No one knows for sure the number of SWAT teams nationwide. But at a time when the crime rate has been dropping, the number of police associated with SWAT duties has gone up. The National Tactical Officers Association, which provides training and develops SWAT standards, has about 1,650 team memberships, up from 1,026 in 2000, according to Executive Director John Gnagey.
“We have a lot of people here, like most departments, who are ex-military,” Ramsey said in an interview. “Some people are very much into guns and so forth. So it wasn’t hard to find volunteers.”
http://cironline.org/reports/local-police-stockpile-high-tech-combat-ready-gear-2913
Donald Rumsfeld and the militarization of domestic police:
The militarization of the police in the United States was arguably jump-started by the declaration of the war on drugs, and the funding streams and statutes that came with it. But as we regularly document on this website, the government’s response to the terrorist attacks of September 11, 2001 further catalyzed and entrenched police militarization in this country. Suddenly 'homeland security' was the most important government directive, and agencies at all levels wasted no time in radically reshaping their relationships to one another and to the public at large.
The effects of this transformation are increasingly well known, as Americans confront institutions like so-called 'fusion centers' and the explosion of FBI-police cooperation through Joint Terrorism Task Forces nationwide. But lesser known is that the directive to militarize and federalize state and local police departments came from the very top of the military itself.

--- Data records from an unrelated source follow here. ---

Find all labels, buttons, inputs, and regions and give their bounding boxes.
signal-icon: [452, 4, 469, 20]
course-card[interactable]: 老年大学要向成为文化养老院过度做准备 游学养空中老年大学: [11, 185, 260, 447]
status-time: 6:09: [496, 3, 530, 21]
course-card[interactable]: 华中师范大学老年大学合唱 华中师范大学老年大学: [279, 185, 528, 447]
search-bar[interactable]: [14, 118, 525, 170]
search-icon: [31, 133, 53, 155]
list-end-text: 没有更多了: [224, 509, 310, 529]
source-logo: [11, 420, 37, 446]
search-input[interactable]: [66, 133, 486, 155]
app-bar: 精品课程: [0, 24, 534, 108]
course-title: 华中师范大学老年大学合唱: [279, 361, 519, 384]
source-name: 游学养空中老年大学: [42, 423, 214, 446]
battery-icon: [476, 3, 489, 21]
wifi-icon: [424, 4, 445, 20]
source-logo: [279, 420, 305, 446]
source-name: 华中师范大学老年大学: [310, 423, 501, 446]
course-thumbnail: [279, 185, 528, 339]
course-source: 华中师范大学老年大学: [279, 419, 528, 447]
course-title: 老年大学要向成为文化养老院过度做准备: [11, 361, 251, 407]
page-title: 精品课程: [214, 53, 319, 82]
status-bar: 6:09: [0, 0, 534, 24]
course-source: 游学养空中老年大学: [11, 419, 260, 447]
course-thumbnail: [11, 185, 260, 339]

A July 2002 Defense.gov news article describes then Secretary of Defense Donald Rumsfeld’s involvement with the creation of the Department of Homeland Security, which would go on to coordinate and fund police militarization and federalization efforts across the country:
The Defense Department welcomes the creation of a Homeland Security Department "as a partner that can bring together critical functions in a new and needed way," Defense Secretary Donald Rumsfeld said on Capitol Hill today.
...
The United States must respond to terrorism by employing all the instruments of national power -- diplomatic, economic, military, financial, law enforcement, intelligence, and overt as well as covert activities, Rumsfeld told representatives. Defending America requires a two-pronged approach, he said.

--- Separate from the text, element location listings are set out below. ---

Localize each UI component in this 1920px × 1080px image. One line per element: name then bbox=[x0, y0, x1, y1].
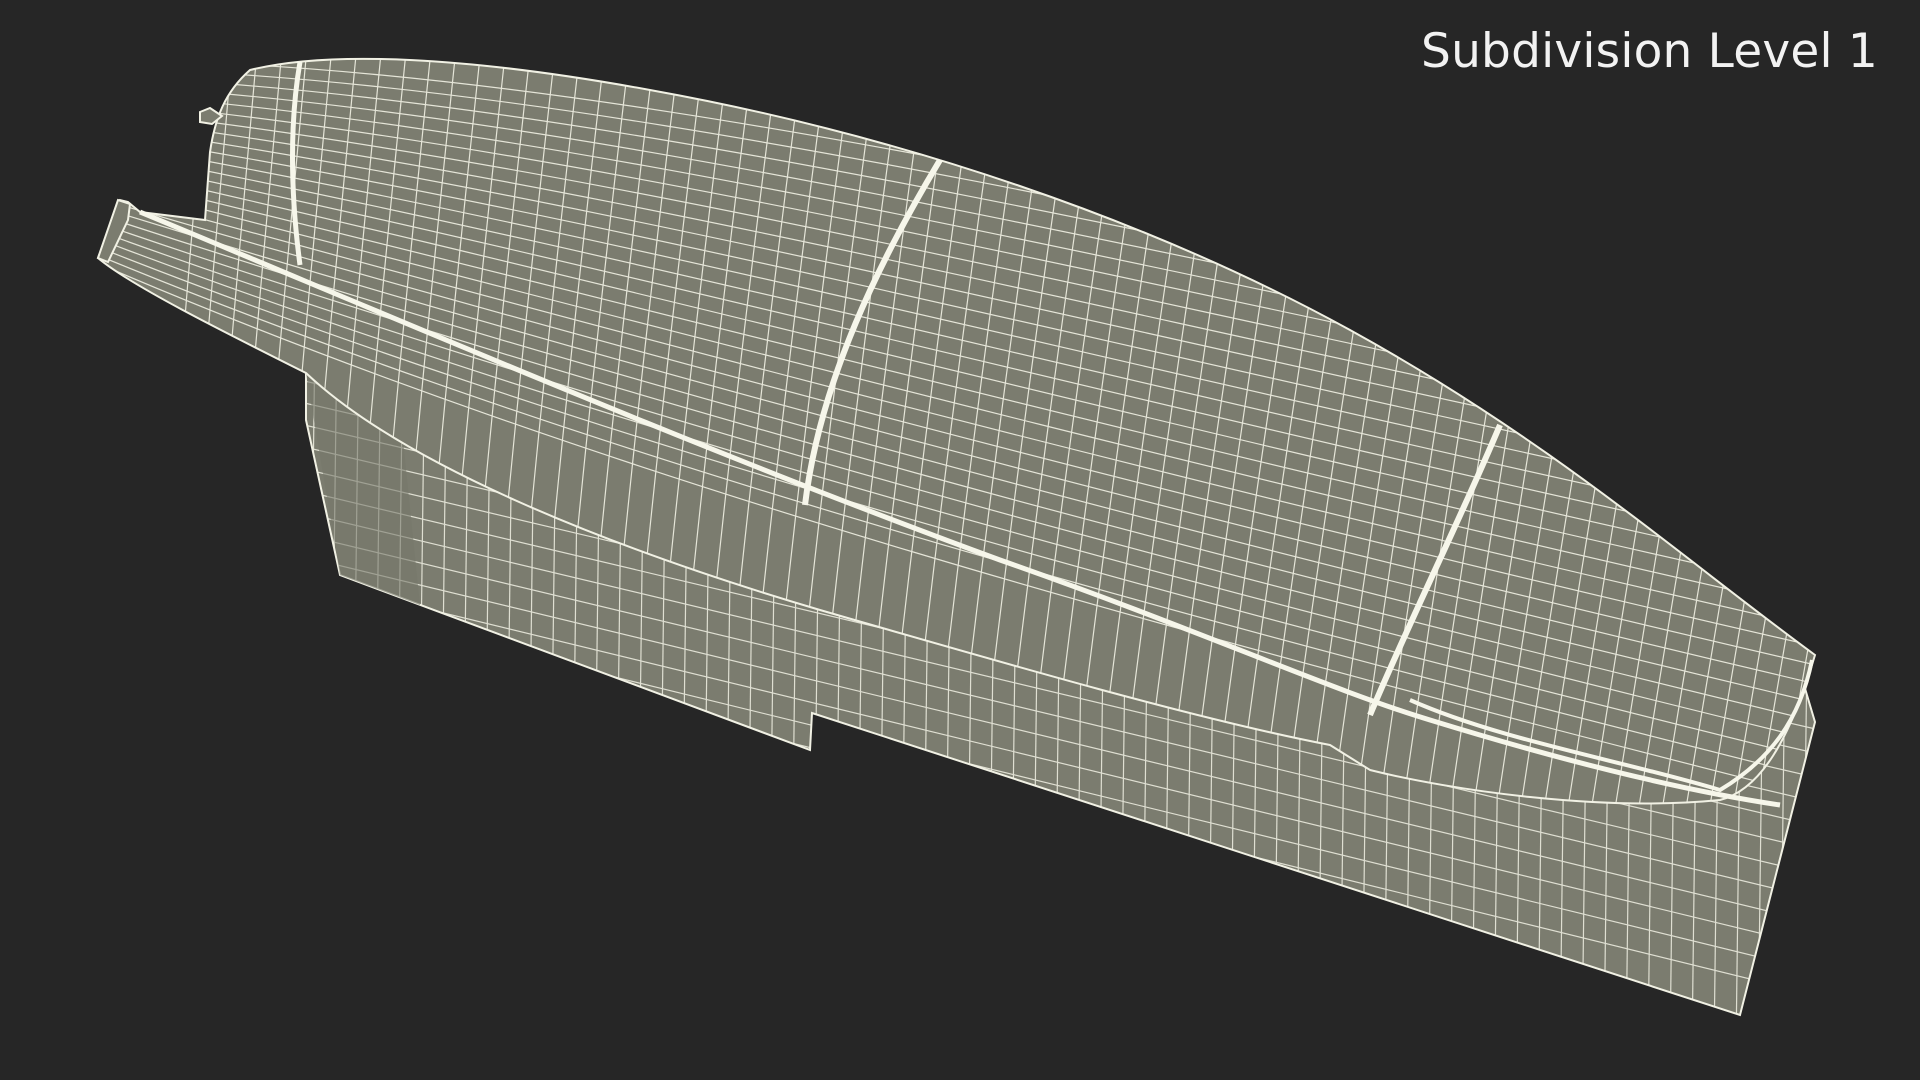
shell-wire-cross bbox=[145, 58, 211, 804]
base-wire-vert bbox=[1868, 250, 1878, 1050]
render-label: Subdivision Level 1 bbox=[1421, 24, 1878, 79]
base-wire-vert bbox=[1846, 250, 1856, 1050]
wireframe-model bbox=[96, 57, 1878, 1050]
base-wire-vert bbox=[283, 300, 295, 1015]
base-wire-vert bbox=[1824, 250, 1834, 1050]
base-wire-vert bbox=[250, 300, 251, 1015]
viewport-3d: Subdivision Level 1 bbox=[0, 0, 1920, 1080]
base-wire-vert bbox=[261, 300, 273, 1015]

The first is to combat terrorism abroad by attacking and destroying terrorist organizations with global reach and pressuring countries that harbor them.

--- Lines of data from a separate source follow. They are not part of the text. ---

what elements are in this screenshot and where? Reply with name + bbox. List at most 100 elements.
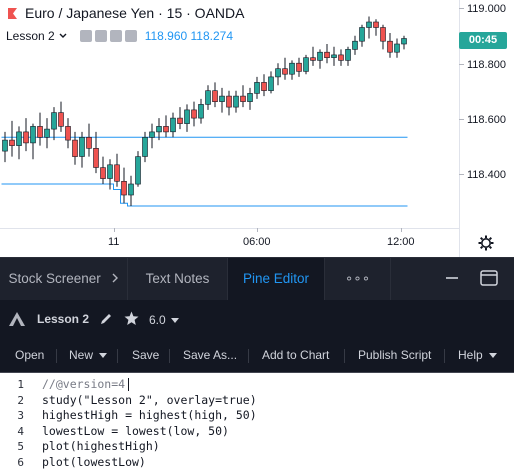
candle-body <box>135 156 141 185</box>
candle <box>289 60 295 80</box>
toolbar-separator <box>56 349 57 363</box>
star-icon[interactable] <box>124 311 139 326</box>
time-label: 12:00 <box>387 236 415 248</box>
code-line[interactable]: plot(lowestLow) <box>42 455 146 469</box>
publish-script-button[interactable]: Publish Script <box>358 348 431 362</box>
candle <box>352 35 358 55</box>
line-number: 1 <box>17 378 24 391</box>
code-line[interactable]: study("Lesson 2", overlay=true) <box>42 393 257 407</box>
candle-body <box>198 104 204 119</box>
gear-icon[interactable] <box>478 235 494 251</box>
candle <box>394 38 400 58</box>
caret-down-icon <box>489 353 498 358</box>
toolbar-separator <box>117 349 118 363</box>
line-number: 3 <box>17 409 24 422</box>
code-line[interactable]: lowestLow = lowest(low, 50) <box>42 424 229 438</box>
candle-body <box>373 21 379 28</box>
candle <box>247 87 253 110</box>
eye-icon[interactable] <box>79 30 92 42</box>
candle <box>233 90 239 113</box>
tab-text-notes[interactable]: Text Notes <box>128 258 227 300</box>
candle-body <box>282 68 288 75</box>
candle-body <box>261 82 267 91</box>
candle <box>170 112 176 138</box>
candle <box>324 44 330 64</box>
candle-body <box>331 54 337 58</box>
tab-stock-screener[interactable]: Stock Screener <box>0 258 127 300</box>
save-as-button[interactable]: Save As... <box>183 348 237 362</box>
code-line[interactable]: //@version=4 <box>42 377 125 391</box>
version-selector[interactable]: 6.0 <box>149 313 180 327</box>
candle-body <box>23 131 29 144</box>
version-value: 6.0 <box>149 313 166 327</box>
code-line[interactable]: highestHigh = highest(high, 50) <box>42 408 257 422</box>
line-number: 6 <box>17 455 24 469</box>
tab-pine-editor[interactable]: Pine Editor <box>228 258 324 300</box>
study-name[interactable]: Lesson 2 <box>6 29 55 43</box>
candle <box>345 46 351 66</box>
candle <box>128 175 134 206</box>
code-line[interactable]: plot(highestHigh) <box>42 439 160 453</box>
gear-icon[interactable] <box>94 30 107 42</box>
candle <box>380 24 386 50</box>
candle <box>93 131 99 174</box>
tab-label: Stock Screener <box>8 271 101 286</box>
bottom-panel-tabs: Stock Screener Text Notes Pine Editor ∘∘… <box>0 258 514 300</box>
candle <box>191 101 197 127</box>
candle <box>359 24 365 47</box>
chevron-down-icon[interactable] <box>59 33 67 39</box>
new-button[interactable]: New <box>69 348 108 362</box>
candle-body <box>72 139 78 157</box>
chevron-right-icon <box>112 273 118 283</box>
candle-body <box>303 57 309 72</box>
candle <box>9 120 15 157</box>
candle-body <box>359 27 365 42</box>
maximize-icon[interactable] <box>480 270 498 286</box>
candle <box>16 126 22 160</box>
add-to-chart-button[interactable]: Add to Chart <box>262 348 329 362</box>
code-editor[interactable]: 1 2 3 4 5 6 //@version=4 study("Lesson 2… <box>0 372 514 473</box>
chart-area[interactable]: Euro / Japanese Yen · 15 · OANDA Lesson … <box>0 0 514 258</box>
candle-body <box>107 164 113 179</box>
candle <box>142 131 148 163</box>
candle-body <box>163 126 169 133</box>
line-number: 2 <box>17 393 24 407</box>
candle <box>2 131 8 163</box>
candle-body <box>219 95 225 102</box>
symbol-title-row[interactable]: Euro / Japanese Yen · 15 · OANDA <box>6 5 244 21</box>
candle-body <box>9 139 15 146</box>
tab-more[interactable]: ∘∘∘ <box>325 258 390 300</box>
candle <box>373 19 379 36</box>
text-cursor <box>128 378 129 391</box>
last-price-badge: 00:45 <box>459 32 507 49</box>
candle <box>149 123 155 149</box>
candle <box>282 57 288 80</box>
more-icon: ∘∘∘ <box>344 271 371 286</box>
candle <box>219 87 225 113</box>
candle-body <box>352 40 358 50</box>
source-code-icon[interactable] <box>109 30 122 42</box>
more-icon[interactable] <box>124 30 137 42</box>
toolbar-separator <box>344 349 345 363</box>
candle-body <box>65 126 71 141</box>
candle <box>163 115 169 138</box>
candle <box>58 101 64 132</box>
pencil-icon[interactable] <box>99 312 113 326</box>
candle <box>198 98 204 124</box>
candle <box>51 107 57 141</box>
candle-body <box>233 95 239 108</box>
candle <box>310 46 316 66</box>
help-button[interactable]: Help <box>458 348 498 362</box>
candle-body <box>121 181 127 196</box>
candle-body <box>2 139 8 152</box>
candle-body <box>275 68 281 78</box>
save-button[interactable]: Save <box>132 348 159 362</box>
help-button-label: Help <box>458 348 483 362</box>
caret-down-icon <box>99 353 108 358</box>
minimize-icon[interactable] <box>445 276 459 280</box>
candle <box>331 46 337 66</box>
candle-body <box>240 95 246 102</box>
study-legend[interactable]: Lesson 2 118.960 118.274 <box>6 29 233 43</box>
open-button[interactable]: Open <box>15 348 44 362</box>
candle <box>303 54 309 75</box>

"We all know it's not possible to defend in every place at every time against every conceivable method of attack," Rumsfeld said. Therefore, he continued, the United States "has no choice but to take the effort to the enemy."
The second approach is to establish the new department as President Bush has proposed. Rumsfeld said the new department would coordinate the efforts of federal, state and local agencies to provide for security at home.
The Defense Department's role in both crucial efforts, the defense secretary noted, differs in important ways.
"With respect to the war abroad," he said, "U.S. military forces, at the direction of the president, are charged with engaging enemy forces and governments that harbor them." The Defense Department often takes the lead in these types of operations while working closely with the State, Treasury and Justice and other departments as well as the intelligence community in these types of operations.
There are three circumstances under which the Defense Department would be involved in improving security at home.
In extraordinary circumstances, Rumsfeld said, the Defense Department would conduct such military missions as combat air patrols or maritime defense operations. " DoD would take the lead in defending people and the territory of our country, supported by other agencies. Plans for such contingencies would be coordinated as appropriate with the National Security Council and the Department of Homeland Security."